When Kane County Chairman Chris Lauzen looks at the $19,632 cost overrun in Coroner Rob Russell's office, he sees spending that is about 20 percent more than Russell's predecessor's.

When Russell looks at that dollar figure, he sees a number that is about 450 times less than the county's $8.8 million expected budget surplus.

"What was all the fuss about?" Russell asked, in a written statement he released Thursday, after comparing the numbers.

The cost overruns for employees' salaries and autopsies in Russell's office have been a budgetary bruise Lauzen has poked several times in public forums. He's gone as far as to say the county board "really needs to help" Russell run his office.

In an interview Friday, Russell said the only thing he needs help with is his facility.

It would only take a fraction of the county's budget surplus to build him a modern facility free of problems such as failing morgue freezers, Russell said. The county's unaudited surplus stands at about $8.8 million.

Russell said the coroner facility in Kankakee costs about $1 million and is light-years ahead of Kane County's facility. But to confirm that price, and the need, Russell said he is recruiting a "coroner's assessment team" of several other coroners, members of the funeral industry and a member from the public at large to assess his infrastructure.

"I think it needs to come from someone else other than me," Russell said. "When I speak, a lot of the time it seems to fall on deaf ears.

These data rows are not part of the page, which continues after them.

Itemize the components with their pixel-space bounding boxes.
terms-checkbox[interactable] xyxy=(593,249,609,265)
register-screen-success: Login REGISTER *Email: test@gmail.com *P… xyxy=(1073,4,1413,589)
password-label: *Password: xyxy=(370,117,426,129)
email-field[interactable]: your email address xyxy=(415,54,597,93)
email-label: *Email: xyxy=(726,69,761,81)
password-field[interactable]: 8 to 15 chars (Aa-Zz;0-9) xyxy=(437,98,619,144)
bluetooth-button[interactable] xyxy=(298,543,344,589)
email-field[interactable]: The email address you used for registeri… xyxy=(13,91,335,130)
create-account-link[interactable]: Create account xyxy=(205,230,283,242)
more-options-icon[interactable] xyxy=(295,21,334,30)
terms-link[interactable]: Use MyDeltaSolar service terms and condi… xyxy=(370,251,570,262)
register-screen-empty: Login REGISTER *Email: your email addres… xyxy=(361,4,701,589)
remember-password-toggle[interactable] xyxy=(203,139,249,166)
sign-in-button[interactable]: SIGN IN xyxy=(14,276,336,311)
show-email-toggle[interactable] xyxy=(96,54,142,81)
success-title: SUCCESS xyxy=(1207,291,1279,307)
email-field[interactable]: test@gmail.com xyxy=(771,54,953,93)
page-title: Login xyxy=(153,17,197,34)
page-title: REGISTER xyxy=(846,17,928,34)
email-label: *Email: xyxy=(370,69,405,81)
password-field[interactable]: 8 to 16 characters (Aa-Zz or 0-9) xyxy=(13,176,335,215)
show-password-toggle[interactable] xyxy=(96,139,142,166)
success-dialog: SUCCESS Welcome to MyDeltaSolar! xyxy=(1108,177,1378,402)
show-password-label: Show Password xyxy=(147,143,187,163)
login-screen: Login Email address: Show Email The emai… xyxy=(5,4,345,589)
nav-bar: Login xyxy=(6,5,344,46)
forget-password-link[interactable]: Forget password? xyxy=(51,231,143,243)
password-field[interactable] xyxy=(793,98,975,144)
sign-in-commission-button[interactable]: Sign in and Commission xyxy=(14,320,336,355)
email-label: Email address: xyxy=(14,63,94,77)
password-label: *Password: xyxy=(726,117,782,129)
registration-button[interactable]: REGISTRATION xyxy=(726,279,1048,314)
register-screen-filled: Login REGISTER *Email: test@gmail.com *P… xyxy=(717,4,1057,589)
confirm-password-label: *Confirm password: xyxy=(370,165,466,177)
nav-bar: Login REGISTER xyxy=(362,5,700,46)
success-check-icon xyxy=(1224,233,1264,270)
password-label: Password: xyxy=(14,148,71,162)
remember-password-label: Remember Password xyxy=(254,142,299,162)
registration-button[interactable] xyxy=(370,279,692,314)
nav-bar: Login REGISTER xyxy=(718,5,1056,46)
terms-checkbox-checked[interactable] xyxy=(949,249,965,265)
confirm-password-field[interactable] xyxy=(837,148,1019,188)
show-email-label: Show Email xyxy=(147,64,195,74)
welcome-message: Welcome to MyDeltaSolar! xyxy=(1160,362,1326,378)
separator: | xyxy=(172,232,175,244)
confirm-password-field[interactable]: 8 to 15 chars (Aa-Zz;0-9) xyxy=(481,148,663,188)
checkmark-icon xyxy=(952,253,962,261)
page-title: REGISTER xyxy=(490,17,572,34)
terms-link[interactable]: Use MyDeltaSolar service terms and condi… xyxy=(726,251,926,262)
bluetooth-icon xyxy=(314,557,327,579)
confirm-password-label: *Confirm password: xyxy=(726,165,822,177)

Maybe people think I'm not objective enough."

John Hoscheit, the chairman of the county board's finance committee, said the board is at least two steps away from even considering a new facility for Russell.

The county board has not had any discussions about what to do with the surplus funds. That discussion won't begin until an audit confirms the surplus. The next step after that will be updating the to-do list of capital projects in the county. That list is being formed by Lauzen, Hoscheit said.

"Historically, what we've done is allocated surplus funds toward capital projects," Hoscheit said. "The coroner's project is just one of many that we have to consider prioritizing."

Competing interests might include an expansion of the county's judicial campus, including a parking garage and moving the circuit court clerk's office to the campus.

The county also ended the 2012 fiscal year under former county Chairman Karen McConnaughay with a $7.6 million surplus. The county board used most of the money for capital projects but did earmark nearly half of the total for employees' raises and pension funding.